Published online Dec 18, 2015. doi: 10.4254/wjh.v7.i29.2896
Peer-review started: July 22, 2015
First decision: August 25, 2015
Revised: November 7, 2015
Accepted: December 1, 2015
Article in press: December 2, 2015
Published online: December 18, 2015
Liver transplantation (LT) is the most effective treatment modality for end stage liver disease caused by many etiologies including autoimmune processes. That said, the need for transplantation for autoimmune hepatitis (AIH) and primary biliary cirrhosis (PBC), but not for primary sclerosing cholangitis (PSC), has decreased over the years due to the availability of effective medical treatment. Autoimmune liver diseases have superior transplant outcomes than those of other etiologies. While AIH and PBC can recur after LT, recurrence is of limited clinical significance in most, but not all cases. Recurrent PSC, however, often progresses over years to a stage requiring re-transplantation. The exact incidence and the predisposing factors of disease recurrence remain debated.
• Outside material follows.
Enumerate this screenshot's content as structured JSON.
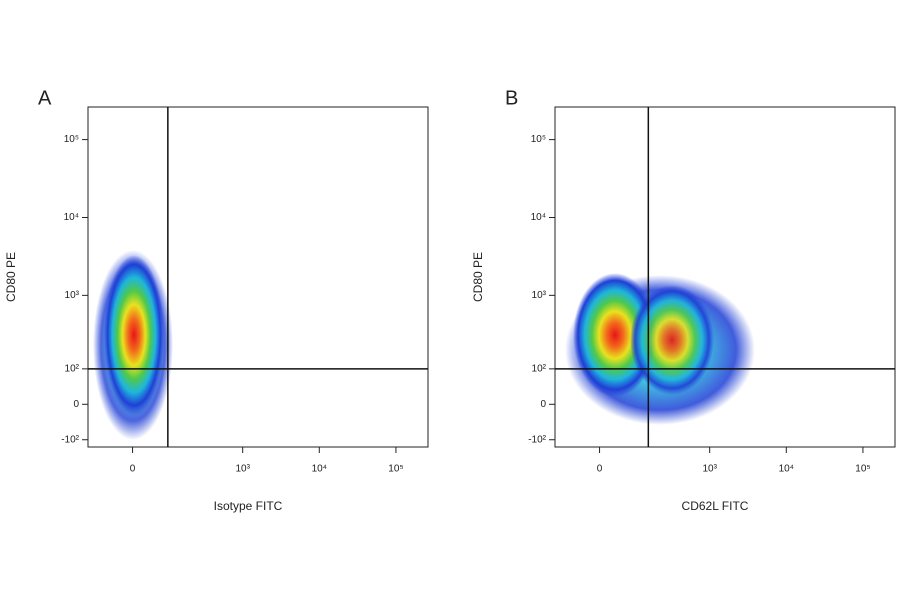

Better understanding of the pathogenesis and the risk factors of recurrent autoimmune liver diseases is required to develop preventive measures. In this review, we discuss the current knowledge of incidence, diagnosis, risk factors, clinical course, and treatment of recurrent autoimmune liver disease (AIH, PBC, PSC) following LT.
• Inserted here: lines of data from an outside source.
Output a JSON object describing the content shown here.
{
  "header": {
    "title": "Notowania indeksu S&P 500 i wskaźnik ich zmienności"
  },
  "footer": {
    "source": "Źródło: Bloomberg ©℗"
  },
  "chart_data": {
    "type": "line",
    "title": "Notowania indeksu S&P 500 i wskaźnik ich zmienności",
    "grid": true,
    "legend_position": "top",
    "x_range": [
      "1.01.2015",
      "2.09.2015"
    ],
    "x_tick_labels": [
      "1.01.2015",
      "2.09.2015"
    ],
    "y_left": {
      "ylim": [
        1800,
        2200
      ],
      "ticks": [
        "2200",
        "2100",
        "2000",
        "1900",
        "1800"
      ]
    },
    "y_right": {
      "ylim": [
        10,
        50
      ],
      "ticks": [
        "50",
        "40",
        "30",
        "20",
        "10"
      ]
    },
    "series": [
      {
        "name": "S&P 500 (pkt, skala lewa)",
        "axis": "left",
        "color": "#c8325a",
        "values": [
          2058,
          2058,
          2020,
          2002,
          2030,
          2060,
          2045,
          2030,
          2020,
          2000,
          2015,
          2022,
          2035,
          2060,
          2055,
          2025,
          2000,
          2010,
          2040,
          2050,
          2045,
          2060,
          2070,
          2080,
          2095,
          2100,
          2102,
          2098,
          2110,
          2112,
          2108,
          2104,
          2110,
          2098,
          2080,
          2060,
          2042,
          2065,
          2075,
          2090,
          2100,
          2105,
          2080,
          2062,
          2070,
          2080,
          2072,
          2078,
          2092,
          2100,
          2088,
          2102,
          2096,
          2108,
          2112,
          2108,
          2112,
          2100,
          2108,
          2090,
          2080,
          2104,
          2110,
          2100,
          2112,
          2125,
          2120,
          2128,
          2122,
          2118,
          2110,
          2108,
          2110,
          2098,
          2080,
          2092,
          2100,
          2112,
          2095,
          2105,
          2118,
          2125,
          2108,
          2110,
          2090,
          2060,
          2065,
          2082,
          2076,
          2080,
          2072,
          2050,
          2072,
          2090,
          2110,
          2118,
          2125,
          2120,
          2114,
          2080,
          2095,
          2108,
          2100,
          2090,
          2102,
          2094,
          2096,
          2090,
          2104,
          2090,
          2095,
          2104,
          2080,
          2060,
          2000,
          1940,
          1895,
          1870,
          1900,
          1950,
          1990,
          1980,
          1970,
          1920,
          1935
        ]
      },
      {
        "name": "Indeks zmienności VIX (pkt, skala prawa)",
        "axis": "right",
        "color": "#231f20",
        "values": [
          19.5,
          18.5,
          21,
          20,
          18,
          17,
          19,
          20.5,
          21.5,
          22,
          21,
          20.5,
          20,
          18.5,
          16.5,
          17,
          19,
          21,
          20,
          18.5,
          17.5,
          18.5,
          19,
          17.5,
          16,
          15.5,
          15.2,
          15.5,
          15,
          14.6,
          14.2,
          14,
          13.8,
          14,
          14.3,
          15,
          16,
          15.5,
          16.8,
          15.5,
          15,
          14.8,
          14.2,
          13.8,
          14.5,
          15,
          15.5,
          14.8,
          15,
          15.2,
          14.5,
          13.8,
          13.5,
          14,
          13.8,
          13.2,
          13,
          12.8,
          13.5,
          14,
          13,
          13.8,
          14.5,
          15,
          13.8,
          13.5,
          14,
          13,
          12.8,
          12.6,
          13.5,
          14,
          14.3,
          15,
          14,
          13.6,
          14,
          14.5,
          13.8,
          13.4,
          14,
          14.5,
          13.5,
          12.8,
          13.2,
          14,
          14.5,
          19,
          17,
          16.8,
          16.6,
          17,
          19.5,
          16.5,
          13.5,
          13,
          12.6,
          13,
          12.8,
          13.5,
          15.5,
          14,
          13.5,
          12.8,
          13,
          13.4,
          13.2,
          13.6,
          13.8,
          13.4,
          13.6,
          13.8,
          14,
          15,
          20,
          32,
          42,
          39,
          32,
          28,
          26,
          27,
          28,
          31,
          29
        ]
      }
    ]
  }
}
Core tip: There is compelling evidence that autoimmune liver disease recur after liver transplantation, with incidence rates ranging from 10% to 50%. Recurrent autoimmune hepatitis and primary biliary cirrhosis do rarely impair patient and graft survival, but may require changing the immunosuppressive regimen, using corticosteroids or adding ursodeoxycholic acid, respectively. In a proportion of patients, recurrent primary sclerosing cholangitis progresses over years to a stage requiring re-transplantation.